Sam Darnold doesn’t look great after 30 games but the Jets failed him just as badly.
A brief glimpse at Sam Darnold’s 30-game career doesn’t look pretty. He’s only won 11 games, completed less than 60 percent of his passing attempts and his 1.2 touchdown-to-interception ratio is mediocre at best.
But pinning all of Darnold’s failure on the quarterback is a bit unfair if you look at what other teams around the league have done with their young quarterbacks and compare it to the Jets’ roster the past three seasons.
Just look at the team the Jets lost to in Week 5. The Cardinals only won five games in 2019 after drafting Kyler Murray first overall, but quickly upgraded their offense by trading for Kenyan Drake midway through the season and then trading for Pro Bowl wideout DeAndre Hopkins during the offseason. Hopkins and Drake alone combined for 193 total yards and two touchdowns on Sunday.
Imagine if the Jets had playmakers like that for Darnold.
Instead, Joe Douglas and the Jets organization surrounded Darnold with a makeshift offense, inadequate weapons on cheap contracts and a conservative offense that doesn’t play to Darnold’s strengths. He’s on pace for the worst statistical season of his short career, which almost assuredly would spell the end of his time with the Jets if New York lands the No. 1 overall pick in the 2021 draft.
No one would fault the Jets for moving on from Darnold for someone like Trevor Lawrence after three bad seasons, but would a rookie quarterback fair any better?

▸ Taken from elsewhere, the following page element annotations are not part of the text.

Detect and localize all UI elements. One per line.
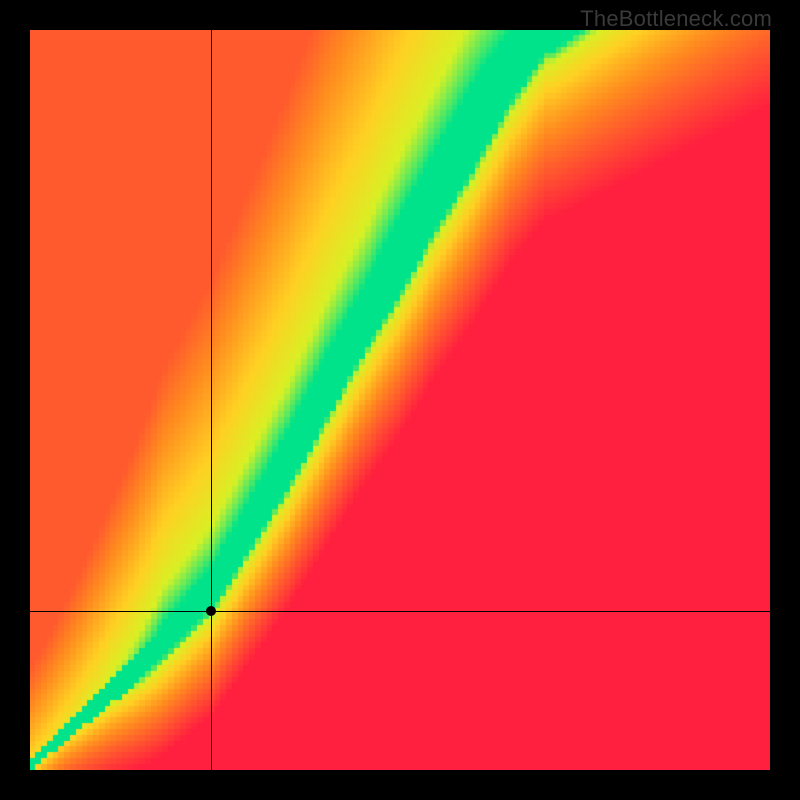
heatmap-canvas: [30, 30, 770, 770]
chart-stage: TheBottleneck.com: [0, 0, 800, 800]
watermark-text: TheBottleneck.com: [580, 6, 772, 32]
crosshair-vertical: [211, 30, 212, 770]
plot-area: [30, 30, 770, 770]
crosshair-horizontal: [30, 611, 770, 612]
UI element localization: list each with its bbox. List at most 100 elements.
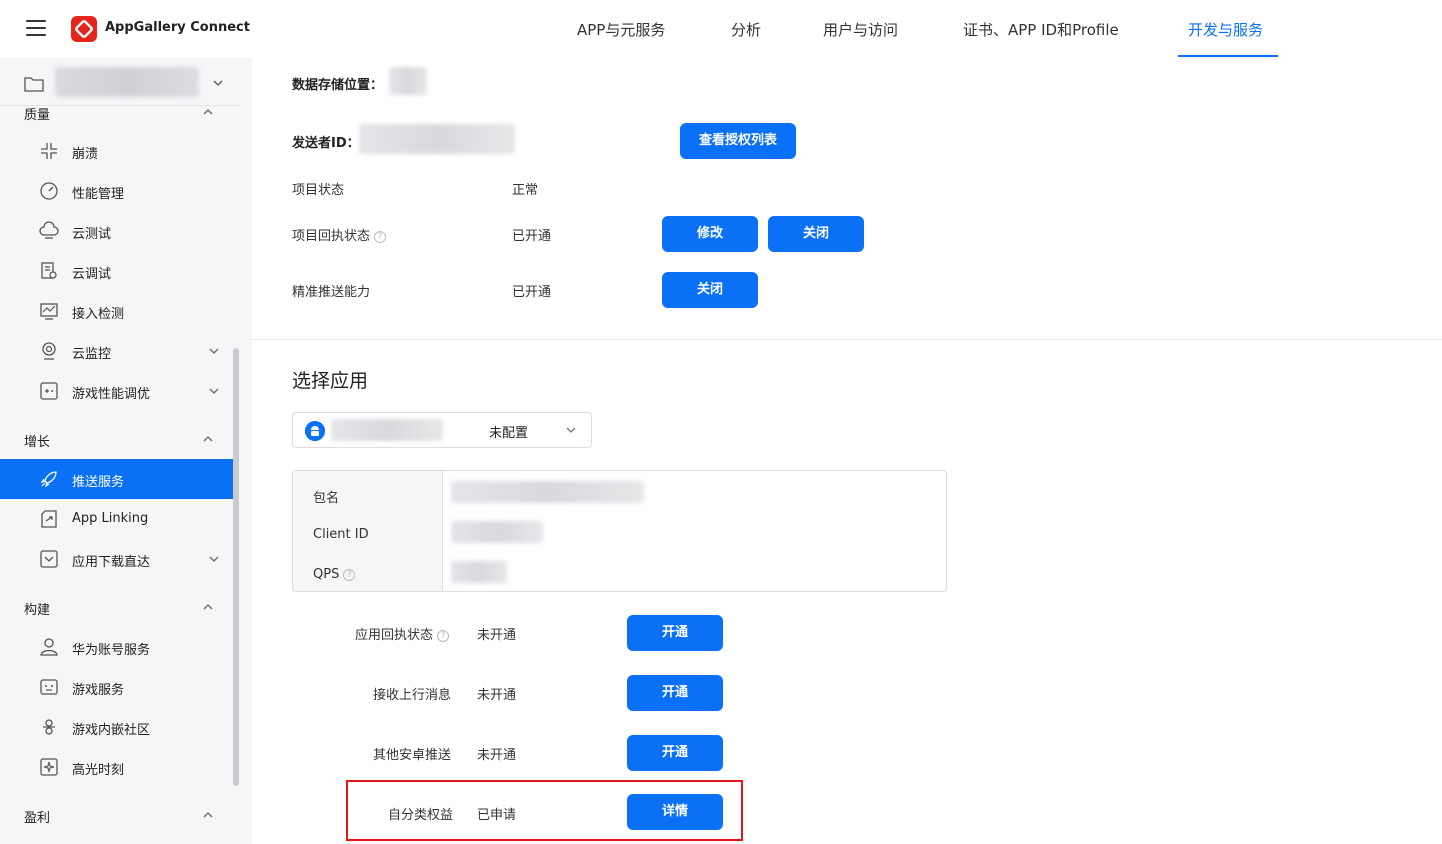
sidebar-item-performance[interactable]: 性能管理 [0, 171, 234, 211]
upstream-msg-label: 接收上行消息 [373, 688, 452, 703]
sender-id-label: 发送者ID： [292, 136, 360, 151]
sidebar-item-crash[interactable]: 崩溃 [0, 131, 234, 171]
chevron-up-icon[interactable] [203, 602, 213, 612]
chevron-up-icon[interactable] [203, 810, 213, 820]
main-content: 数据存储位置： 发送者ID： 查看授权列表 项目状态 正常 项目回执状态? 已开… [252, 58, 1442, 844]
project-receipt-label-text: 项目回执状态 [292, 229, 371, 244]
sidebar-item-cloud-test[interactable]: 云测试 [0, 211, 234, 251]
nav-tab-analytics[interactable]: 分析 [731, 19, 761, 40]
nav-tab-app-services[interactable]: APP与元服务 [577, 19, 665, 40]
sidebar-item-label: 性能管理 [72, 187, 125, 202]
sidebar-item-highlights[interactable]: 高光时刻 [0, 747, 234, 787]
sidebar-item-label: 推送服务 [72, 475, 125, 490]
webcam-icon [42, 342, 56, 360]
sender-id-redacted [359, 124, 515, 154]
sidebar-item-label: 应用下载直达 [72, 555, 151, 570]
android-icon [305, 421, 325, 441]
project-status-value: 正常 [512, 183, 539, 198]
project-name-redacted [55, 67, 199, 97]
nav-tab-certificates[interactable]: 证书、APP ID和Profile [963, 19, 1119, 40]
download-box-icon [40, 550, 58, 568]
sidebar-section-profit[interactable]: 盈利 [24, 807, 50, 826]
chevron-up-icon[interactable] [203, 107, 213, 117]
sidebar-item-label: 云调试 [72, 267, 112, 282]
sidebar-item-push-service[interactable]: 推送服务 [0, 459, 234, 499]
chevron-down-icon[interactable] [209, 346, 219, 356]
folder-icon [24, 77, 44, 92]
other-android-push-value: 未开通 [477, 748, 517, 763]
chevron-down-icon[interactable] [209, 554, 219, 564]
menu-icon[interactable] [26, 20, 46, 36]
other-android-push-label: 其他安卓推送 [373, 748, 452, 763]
gamepad-box-icon [40, 382, 58, 400]
sidebar-item-label: 游戏性能调优 [72, 387, 151, 402]
project-receipt-value: 已开通 [512, 229, 552, 244]
sidebar-item-cloud-monitor[interactable]: 云监控 [0, 331, 234, 371]
sidebar-scrollbar[interactable] [233, 348, 239, 786]
sidebar-item-game-community[interactable]: 游戏内嵌社区 [0, 707, 234, 747]
sidebar-item-label: 华为账号服务 [72, 643, 151, 658]
app-info-table: 包名 Client ID QPS? [292, 470, 947, 592]
close-precise-push-button[interactable]: 关闭 [662, 272, 758, 308]
nav-tab-users-access[interactable]: 用户与访问 [823, 19, 898, 40]
community-icon [43, 719, 55, 735]
app-info-keys: 包名 Client ID QPS? [293, 471, 443, 591]
top-header: AppGallery Connect APP与元服务 分析 用户与访问 证书、A… [0, 0, 1442, 58]
sidebar-item-cloud-debug[interactable]: 云调试 [0, 251, 234, 291]
package-name-key: 包名 [313, 491, 340, 506]
app-receipt-value: 未开通 [477, 628, 517, 643]
nav-tab-dev-services[interactable]: 开发与服务 [1188, 19, 1263, 40]
project-receipt-label: 项目回执状态? [292, 225, 387, 244]
sidebar-item-huawei-account[interactable]: 华为账号服务 [0, 627, 234, 667]
sidebar-item-app-linking[interactable]: App Linking [0, 499, 234, 539]
sidebar-item-access-check[interactable]: 接入检测 [0, 291, 234, 331]
sidebar-item-label: 游戏内嵌社区 [72, 723, 151, 738]
enable-other-android-push-button[interactable]: 开通 [627, 735, 723, 771]
rocket-icon [40, 471, 57, 488]
sidebar-item-game-perf[interactable]: 游戏性能调优 [0, 371, 234, 411]
cloud-icon [39, 221, 59, 239]
user-icon [40, 638, 58, 656]
appgallery-logo-icon [71, 16, 97, 42]
select-app-title: 选择应用 [292, 370, 369, 392]
package-name-redacted [451, 481, 644, 503]
qps-key: QPS? [313, 567, 356, 582]
close-receipt-button[interactable]: 关闭 [768, 216, 864, 252]
app-name-redacted [331, 419, 443, 441]
crash-icon [41, 143, 57, 159]
sidebar-section-build[interactable]: 构建 [24, 599, 50, 618]
enable-app-receipt-button[interactable]: 开通 [627, 615, 723, 651]
upstream-msg-value: 未开通 [477, 688, 517, 703]
chevron-down-icon[interactable] [566, 425, 576, 435]
chevron-up-icon[interactable] [203, 434, 213, 444]
app-receipt-label: 应用回执状态? [355, 624, 450, 643]
chevron-down-icon[interactable] [209, 386, 219, 396]
sidebar-item-game-service[interactable]: 游戏服务 [0, 667, 234, 707]
enable-upstream-msg-button[interactable]: 开通 [627, 675, 723, 711]
sidebar-section-quality[interactable]: 质量 [24, 104, 50, 123]
sidebar-item-label: 游戏服务 [72, 683, 125, 698]
monitor-chart-icon [40, 303, 58, 320]
gauge-icon [40, 182, 58, 200]
highlight-box [346, 780, 743, 841]
storage-location-label: 数据存储位置： [292, 78, 384, 93]
storage-location-redacted [389, 67, 427, 95]
sparkle-icon [40, 758, 58, 776]
help-icon[interactable]: ? [374, 230, 387, 243]
app-config-status: 未配置 [489, 426, 529, 441]
app-receipt-label-text: 应用回执状态 [355, 628, 434, 643]
modify-receipt-button[interactable]: 修改 [662, 216, 758, 252]
document-debug-icon [41, 262, 57, 279]
help-icon[interactable]: ? [343, 568, 356, 581]
chevron-down-icon[interactable] [213, 78, 223, 88]
sidebar-item-app-download[interactable]: 应用下载直达 [0, 539, 234, 579]
sidebar-section-growth[interactable]: 增长 [24, 431, 50, 450]
help-icon[interactable]: ? [437, 629, 450, 642]
project-selector[interactable] [0, 58, 240, 106]
app-select-dropdown[interactable]: 未配置 [292, 412, 592, 448]
client-id-key: Client ID [313, 527, 369, 542]
view-auth-list-button[interactable]: 查看授权列表 [680, 123, 796, 159]
sidebar-item-label: 崩溃 [72, 147, 99, 162]
section-divider [252, 339, 1442, 340]
project-status-label: 项目状态 [292, 183, 345, 198]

The Jets have had one of the worst offenses in the league the past two years and their skill position players also rank among the worst. While teams like the Cardinals, Ravens, Bills and Browns built offenses around their young quarterbacks and added stars, the Jets let quality starters like Robby Anderson walk and brought in Breshad Perriman and Denzel Mims. Both have been injured pretty much all season and haven’t proven to be quality replacements. Le’Veon Bell and Chris Herndon are solid players, but the offense Adam Gase installed diminishes their talents.
Darnold has shown two sides of himself. One side looks like Aaron Rodgers with his ability to extend plays with his legs and launch improbable passes, but the other features poor decision-making that ends in bad throws or turnovers. A good coach, a stable of weapons and a sturdy offensive line could change that, but there’s no telling if either will come in time to rescue Darnold’s Jets career.
It would be much easier for the Jets to move on from Darnold if he showed no progress with a well-rounded team at his disposal. The bad decisions and turnovers would look even more glaring and his true ability would be revealed.
But that hasn’t been the case.
Darnold didn’t play in Week 5 but he wouldn’t have faired much better than Joe Flacco did against the Cardinals. There just isn’t enough firepower on offense for any quarterback to perform well. So evaluating Darnold based on incomplete assets isn’t a good representation of his skillset. He simply doesn’t have the necessary tools at his disposal to show off his true ability.
You could make the argument that a quality quarterback would play well despite the roster around him – and that’s true – but Darnold never really had a true chance to play up to his potential. Every team he’s played on never featured a star player and he was never given the opportunity to grow after he had to learn a new offense a year after entering the NFL.
Three years in and the Jets just don’t know any more about Darnold than they did in 2018. He’s operated the same as a rookie because he hasn’t been given the option to develop naturally. Is that reason enough to move on from him? Yes, maybe. But if the Jets trade him before the 2021 season – as some have speculated as recently as Sunday – they would be giving up on a player they never gave a fair shake.